End-to-End ML Solutions using TensorFlow.js

Chapter 6

The process followed in using TensorFlow.js is illustrated in Figure 5-1 and explained in Chapter 5 in section titled ‘TensorFlow.js Process’. Step 4 of the process is explained in detail in the last chapter. Steps 1, 2, and 3 are covered in this chapter, whereas step 5 is covered in Chapter 11.

While handled by different people or even different teams in a server-side machine learning scenario, end-to-end development of a solutions on the client-side in a web browser using TensorFlow.js involves steps performed by the developer or machine learning engineer.

To train a model which can then be used to make predictions or inferences, a web browser script must first follow the steps below. Each of these steps are shown in Figure 5-1, and explained sparingly in Chapter 5.

Script Setup

Although covered in Chapter 3, this section explains the setup in slightly greater detail. To create a web page in Visual Studio Code and use TensorFlow.js, follow the following steps:

  1. Create file:

    1. Create a folder in Windows Explorer.

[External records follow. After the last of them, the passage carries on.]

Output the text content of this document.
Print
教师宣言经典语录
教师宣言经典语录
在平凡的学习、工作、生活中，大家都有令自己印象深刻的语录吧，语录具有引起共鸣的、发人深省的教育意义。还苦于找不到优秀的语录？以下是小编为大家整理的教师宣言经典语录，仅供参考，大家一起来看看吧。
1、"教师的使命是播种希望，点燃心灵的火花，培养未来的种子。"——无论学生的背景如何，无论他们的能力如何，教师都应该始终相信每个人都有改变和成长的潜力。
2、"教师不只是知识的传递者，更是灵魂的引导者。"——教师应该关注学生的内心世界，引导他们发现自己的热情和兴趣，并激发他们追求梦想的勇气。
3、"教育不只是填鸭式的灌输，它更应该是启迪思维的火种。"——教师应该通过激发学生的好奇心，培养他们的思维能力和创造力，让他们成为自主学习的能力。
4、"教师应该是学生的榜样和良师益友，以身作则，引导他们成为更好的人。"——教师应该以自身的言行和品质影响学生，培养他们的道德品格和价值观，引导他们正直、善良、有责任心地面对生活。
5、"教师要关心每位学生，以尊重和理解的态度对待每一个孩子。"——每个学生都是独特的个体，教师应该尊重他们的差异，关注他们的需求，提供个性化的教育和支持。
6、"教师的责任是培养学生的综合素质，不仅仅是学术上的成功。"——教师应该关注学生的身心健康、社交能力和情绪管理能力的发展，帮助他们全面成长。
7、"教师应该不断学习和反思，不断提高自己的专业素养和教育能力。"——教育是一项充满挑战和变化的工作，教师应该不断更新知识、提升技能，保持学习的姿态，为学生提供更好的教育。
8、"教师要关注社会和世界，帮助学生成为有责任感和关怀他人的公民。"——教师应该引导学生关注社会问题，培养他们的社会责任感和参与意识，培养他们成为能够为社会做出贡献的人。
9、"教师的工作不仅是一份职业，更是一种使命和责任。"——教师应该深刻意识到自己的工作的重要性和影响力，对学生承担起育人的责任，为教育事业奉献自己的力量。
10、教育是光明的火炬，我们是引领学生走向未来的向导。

    2. Create a new file by going to File New File in the top menu in Visual Studio Code.

    3. Save the file by hitting Ctrl+S on the keyboard, navigate to the created folder, specify a file name and extension (html) for the created file and hit the Enter key on your keyboard.

  2. Create new workspace:

    1. Navigate to the created folder in Visual Studio Code.

    2. Create and save a workspace file going to File Save Workspace As…, type a name for the workspace file, and click Save.

  3. Generate HTML code for web page:

    1. Generate the HTML code for the file in Visual Studio Code using the HTML5 Boilerplate extension (covered in Chapter 3 in sub-section titled ‘HTML Boilerplate’) by typing html5-boilerplate on your keyboard and hitting the Enter key.

  4. Add TensorFlow.js references:

    1. Copy and paste or type references to the TensorFlow.js files by using the code in Listing 3-1.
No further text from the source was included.